Sylvia Buho, L’oie des moissons, Bleu d’encre, 2024, 15 euros, 70 pages
Sylvia Buho nous livre un récit très intime en prose poétique, dur, poignant. Au-delà de toute considération philosophique, religieuse ou de « morale », au-delà même de ce qui l’a motivé et que l’on ne fait que vaguement deviner, le livre raconte la souffrance physique et psychologique d’un avortement. « La douleur, sans masque et sans filtre. Elle se répand dans ma chair à en geler mon cœur, à m’en geler les os ».
Un acte réalisé peut-être dans des conditions difficiles, et qui s’est « imposé » à l’auteure du récit, à son âme défendante…
Le livre raconte l’Avant, le Pendant -entre conscience et inconscience, quand les rêves viennent trouer le cauchemars du réel- ; et l’Après, quand le « petit non-être » reste présent partout, à jamais.
« Ton goût et ton odeur hantent chaque coin de ma présence (…) Etendue de tout mon cœur, mon âme en prise aux vagues, je tiens ta tombe entre les mains.

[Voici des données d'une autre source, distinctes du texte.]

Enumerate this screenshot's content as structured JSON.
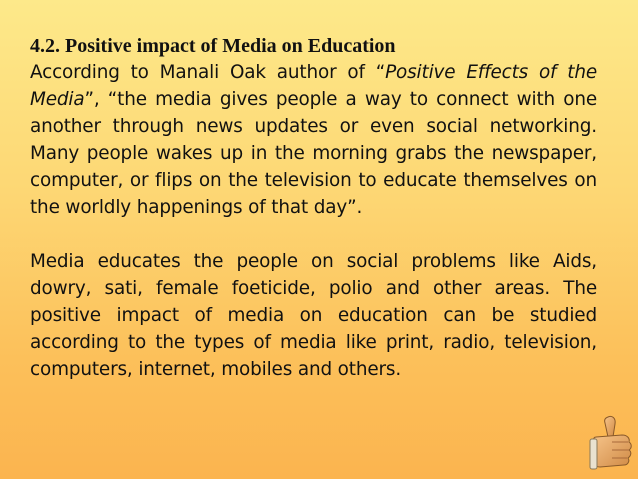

Car de toi, mon tout petit, jamais je ne me vide ».
L’auteure s’adresse à celui pas né, avec affliction et regret mais aussi, presque étrangement, avec un amour infini qui déborde du « rien », de la perte, du vide. Mais elle ne s’adresse pas qu’à lui : « J’avais initialement prévu de dédier ce recueil à l’essence même, à ma graine. Mais une idée fit son chemin, et vint se planter sous mes peaux sonores. Je me décidai alors à dédier ces mots à toutes celles qui, comme moi, connurent la chute ».
Le livre est douloureusement poétique. Sincère, sans faux-semblant. « Je parle de toi et j’ai l’impression de te trahir. Aucun mot n’est assez fort pour exprimer l’intensité de mon amour. Je continue à t’écrire des poèmes, à te chanter des chansons pour que, au-delà des étoiles tu entendes la voix de ta mère, et tu t’endormes. Je vis la vie d’une autre depuis que ton corps ne grandit pas dans le mien. Mon corps se languit de la vie d’une autre depuis que la mort se profile à chacun de mes cycles ».
L’écriture comme refuge ? Seulement si elle est encore accessible… « il n’est de poèmes vivants qui puissent exprimer mes sentiments ». Mais il existe d’autres formes d’expression pour soigner la détresse, l’art-thérapie offre de nombreux chemins, par exemple ces « images créées de toutes pièces, à partir d’autres images ».
Comme les photos et collages qui illustrent le recueil.